As Avik explains, the Administration predicted that nearly HALF of all health insurance plans would lose grandfather status. How much is this. Avik calculates it at 93 million!
How many people are exposed to these problems? 60 percent of Americans have private-sector health insurance—precisely the number that Jay Carney dismissed. As to the number of people facing cancellations, 51 percent of the employer-based market plus 53.5 percent of the non-group market (the middle of the administration’s range) amounts to 93 million Americans.
Even worse, here are the estimates for the individual market:
Using these turnover estimates, a reasonable range for the percentage of individual policies that would terminate, and therefore relinquish their grandfather status, is 40 percent to 67 percent. These estimates assume that the policies that terminate are replaced by new individual policies, and that these new policies are not, by definition, grandfathered
We should wait for a response from Ezra Klein about how it’s not really 90 million. But then again, watch this video of Ezra from 2008. He basically says it’s necessary for people to lose their policies in order to change our health care system.

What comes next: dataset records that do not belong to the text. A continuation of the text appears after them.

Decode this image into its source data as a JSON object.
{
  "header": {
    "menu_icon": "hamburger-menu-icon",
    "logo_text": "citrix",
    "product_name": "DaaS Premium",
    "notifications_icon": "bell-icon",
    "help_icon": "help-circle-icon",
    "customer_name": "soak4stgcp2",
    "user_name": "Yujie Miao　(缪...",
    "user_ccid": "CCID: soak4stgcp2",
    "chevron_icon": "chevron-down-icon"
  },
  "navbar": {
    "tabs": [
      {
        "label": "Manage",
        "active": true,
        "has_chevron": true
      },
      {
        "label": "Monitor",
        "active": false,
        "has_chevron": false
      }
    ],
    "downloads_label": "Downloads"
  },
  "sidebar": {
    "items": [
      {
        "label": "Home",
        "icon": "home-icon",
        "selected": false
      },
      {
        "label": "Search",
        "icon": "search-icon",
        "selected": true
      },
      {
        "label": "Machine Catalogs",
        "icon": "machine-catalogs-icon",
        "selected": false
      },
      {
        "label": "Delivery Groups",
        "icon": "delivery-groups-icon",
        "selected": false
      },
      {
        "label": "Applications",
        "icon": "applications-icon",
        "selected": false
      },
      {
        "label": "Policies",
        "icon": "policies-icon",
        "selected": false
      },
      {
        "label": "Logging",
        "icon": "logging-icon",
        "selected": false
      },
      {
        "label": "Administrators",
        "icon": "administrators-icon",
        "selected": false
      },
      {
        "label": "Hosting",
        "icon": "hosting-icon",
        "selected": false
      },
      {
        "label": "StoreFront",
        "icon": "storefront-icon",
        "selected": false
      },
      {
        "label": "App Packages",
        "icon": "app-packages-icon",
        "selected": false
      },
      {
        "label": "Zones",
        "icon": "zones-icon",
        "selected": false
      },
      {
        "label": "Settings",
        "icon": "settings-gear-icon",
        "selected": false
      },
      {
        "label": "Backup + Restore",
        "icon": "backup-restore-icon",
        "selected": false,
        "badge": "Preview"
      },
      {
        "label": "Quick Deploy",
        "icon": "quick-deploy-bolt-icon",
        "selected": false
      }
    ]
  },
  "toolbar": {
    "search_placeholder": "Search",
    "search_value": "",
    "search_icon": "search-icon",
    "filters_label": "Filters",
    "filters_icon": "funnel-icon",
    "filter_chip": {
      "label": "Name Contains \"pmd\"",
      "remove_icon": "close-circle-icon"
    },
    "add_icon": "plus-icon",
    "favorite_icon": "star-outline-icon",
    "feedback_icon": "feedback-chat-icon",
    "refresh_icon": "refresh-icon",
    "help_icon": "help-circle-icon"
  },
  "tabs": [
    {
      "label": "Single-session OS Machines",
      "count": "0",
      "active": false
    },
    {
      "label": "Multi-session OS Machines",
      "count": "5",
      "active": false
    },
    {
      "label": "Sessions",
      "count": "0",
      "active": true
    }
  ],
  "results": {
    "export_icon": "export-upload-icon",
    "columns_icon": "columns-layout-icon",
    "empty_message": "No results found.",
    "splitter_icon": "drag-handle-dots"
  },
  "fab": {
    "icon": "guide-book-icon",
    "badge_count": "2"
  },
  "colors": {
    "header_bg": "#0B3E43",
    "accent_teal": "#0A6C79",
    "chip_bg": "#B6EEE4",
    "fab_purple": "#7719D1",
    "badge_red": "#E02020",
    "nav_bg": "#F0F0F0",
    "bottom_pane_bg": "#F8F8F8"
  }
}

There are serious winners and losers of Obamacare. As I wrote in The Forgotten Man of Obamacare:
Maybe our collective empathy for the plight of those helped by the law should reduce our concerns for the middle-class. Perhaps that would have been an important national debate to have had in 2010, or during the 2008 election. But Americans never had the conversation that would sanction such a radical transformation of our society. Arguably, we had the conversation in the early 1990s with HillaryCare, and the American people spoke decisively against it.
Obamacare was sold to the American people with the promise of helping both groups. In addition to promising that the poor and sick would be helped, everyone else was promised that they could keep their doctors. They were promised that health care costs would go down. They were promised that there would be no new taxes (the administration reversed this position as soon as the litigation began to defend Obamacare’s constitutionality). None of these things proved to be true.
Had the full picture of this law been understood back in 2010 — the impact on both the winners and losers — rather than the sugarcoated version rammed through Congress on a straight party-line vote, it is doubtful the law would have ever been passed.